Am Dienstag hat der deutsche Bundeskanzler Israel besucht – als einer der ersten Regierungschefs seit dem Grossangriff der Hamas auf Israel. Dort wiederholte er, was er wenige Tage zuvor schon im Bundestag gesagt hatte: «Die Sicherheit Israels ist deutsche Staatsräson.»
Zugleich sprach Scholz Israel erneut das Recht zu, sich zu wehren. «Konkret bedeutet dies, dass Deutschland Israels Recht auf Selbstverteidigung und die daraus folgenden Massnahmen im Gazastreifen unterstützt», hatte er schon im Parlament in Berlin gesagt.

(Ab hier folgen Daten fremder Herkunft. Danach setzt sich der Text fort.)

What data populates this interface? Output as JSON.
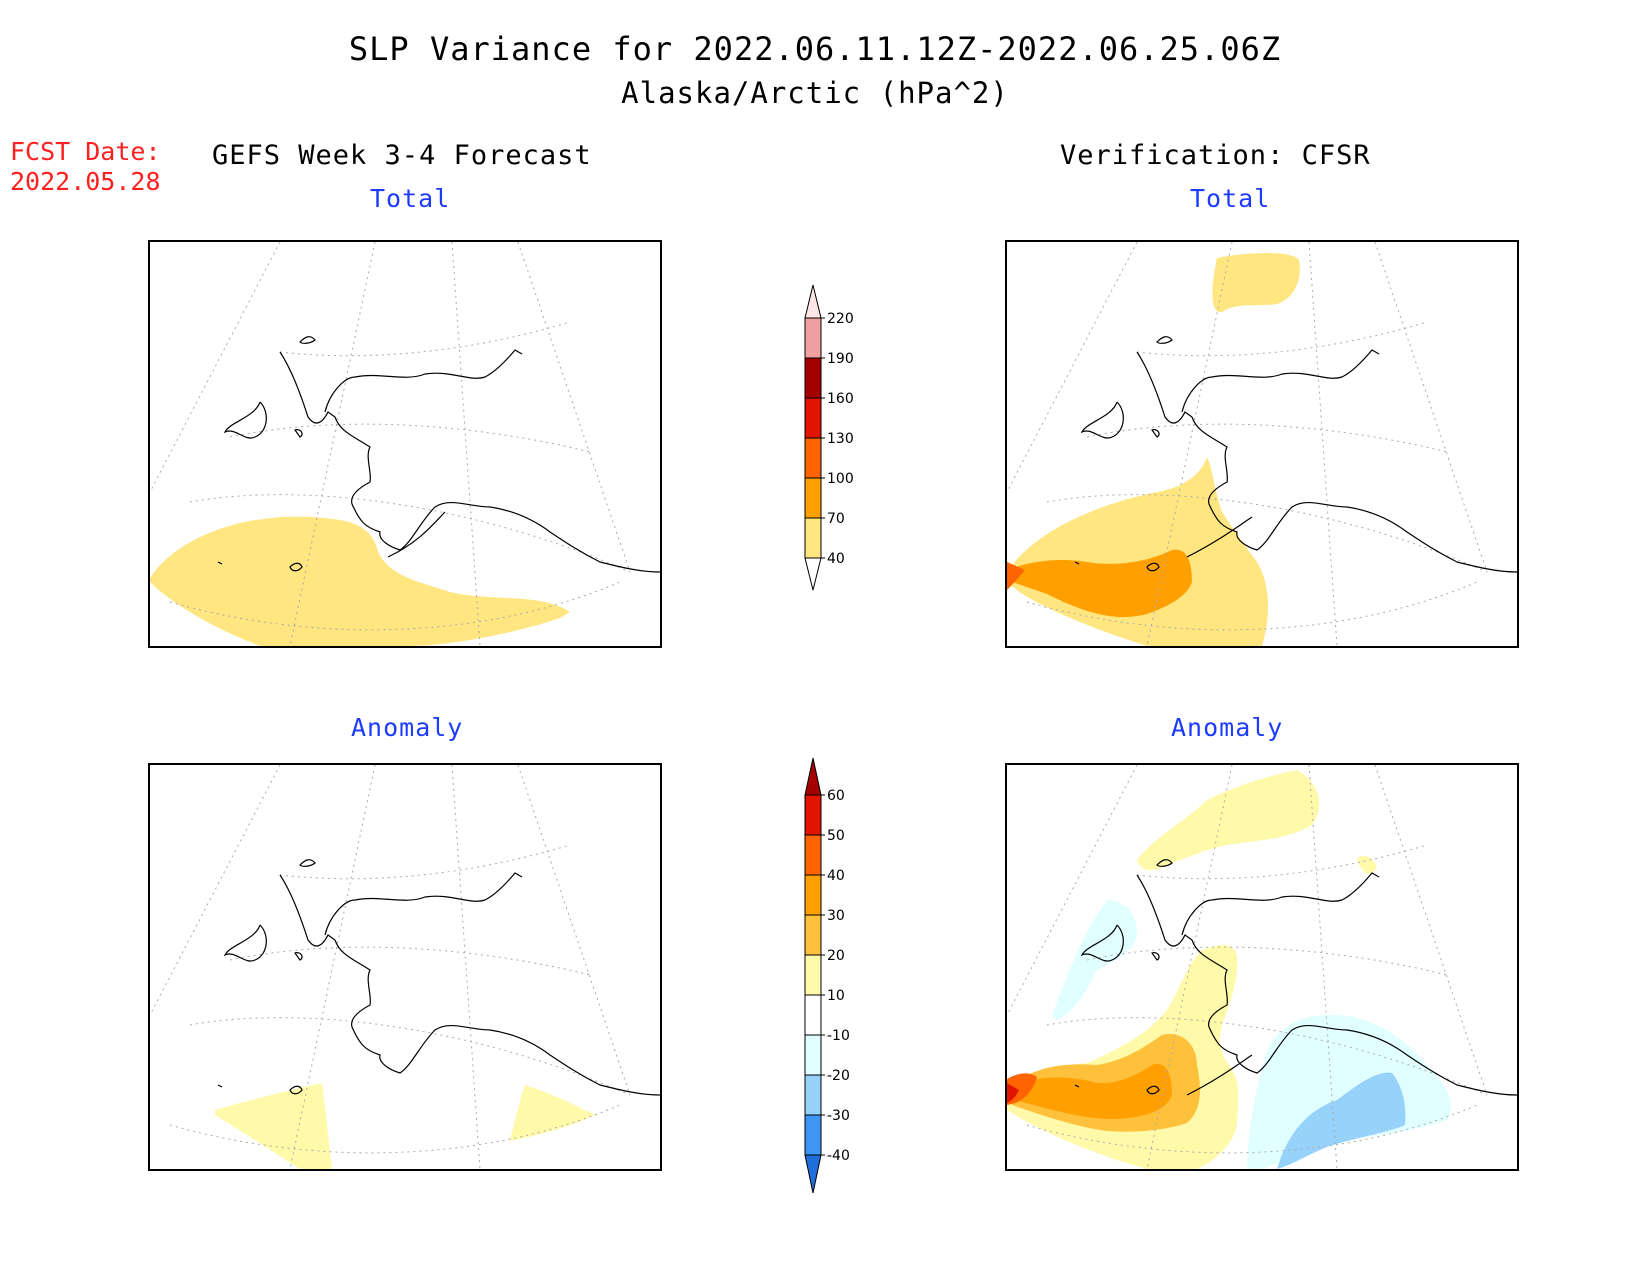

Scholz' Worte sind nicht neu für einen deutschen Regierungschef. Seit der Staatsgründung 1948 stellten sich deutsche Regierungen hinter das Existenzrecht Israels. Angela Merkel erklärte die Sicherheit Israels schliesslich zur «deutschen Staatsräson».
«Der Satz rührt natürlich daher, dass es eine deutsche Verantwortung für die Verbrechen des Holocaust gibt», sagt Jan Busse, der an der Bundeswehr-Universität in München zur deutschen Nahostpolitik forscht.
Staatsräson und Realpolitik
Wie sich die «deutsche Staatsräson» in konkrete Politik übersetzen lässt, präzisierte Merkel damals nicht. «In der Folge war ebendies dann auch Diskussionsthema», erinnert Busse.
Der damalige Bundespräsident Joachim Gauck relativierte bei einem Israel-Besuch 2012, die Sicherheit und das Existenzrecht Israels seien «bestimmend» für die deutsche Politik. Und: Merkels Wort von der Staatsräson könne die Kanzlerin in «enorme Schwierigkeiten» bringen.
Klar ist für Busse: Die Sicherheit Israels hat eine sehr hohe Priorität in der deutschen Politik. «Faktisch gab es in der Vergangenheit einen wichtigen Einsatz für die Sicherheit Israels.» Dieser drückte sich auch militärisch aus: So hat Deutschland seit Mitte der 90er-Jahre mehrere U-Boote der Dolphin-Klasse an Israel geliefert und mitfinanziert.
«Das Besondere an diesen U-Booten ist, dass sie mit atomwaffenfähigen Marschflugkörpern ausgestattet werden können», sagt der Forscher. «Dadurch stellen sie ein wichtiges Mittel der Abschreckung gegen Feinde dar – insbesondere den Iran.»
«Die Bundesregierung würde aber sicher auch argumentieren, dass ein diplomatischer Beitrag wie bei der Aushandlung des Atomabkommens mit Iran als Beitrag zu Israels Sicherheit betrachtet werden kann», sagt Busse. Selbiges gelte für den deutschen Einsatz für eine Zweistaatenlösung im Nahostkonflikt.
Für Busse zeigen sich derzeit aber auch die Grenzen der «deutschen Staatsräson». Nach dem Grossangriff der Hamas verlegten die USA zwei Flugzeugträger vor die israelische Küste: Washington zeigt damit, dass es die Sicherheit Israels auch militärisch unterstützen will. «Dagegen bleibt der Bundesregierung nicht viel mehr als Symbolpolitik», schätzt Busse.
Bei der Bewältigung der Krise bringt sich Deutschland derzeit diplomatisch ein. So hat Scholz bereits den Emir von Katar, den jordanischen König und den ägyptischen Präsidenten getroffen. Ebenso ist Berlin darum bemüht, dass sich die humanitäre Lage in Gaza nicht weiter verschlechtert.
«Wenn man das Diktum der ‹Staatsräson› ausbuchstabieren würde, müsste es allerdings auch eine aktive militärische Unterstützung für Israel geben», schliesst Busse. Letztlich könne die Betonung der Staatsräson aber auch nicht im Widerspruch zu anderen Werten stehen, die Deutschland für sich reklamiert: «Insbesondere die Achtung des Völkerrechts.»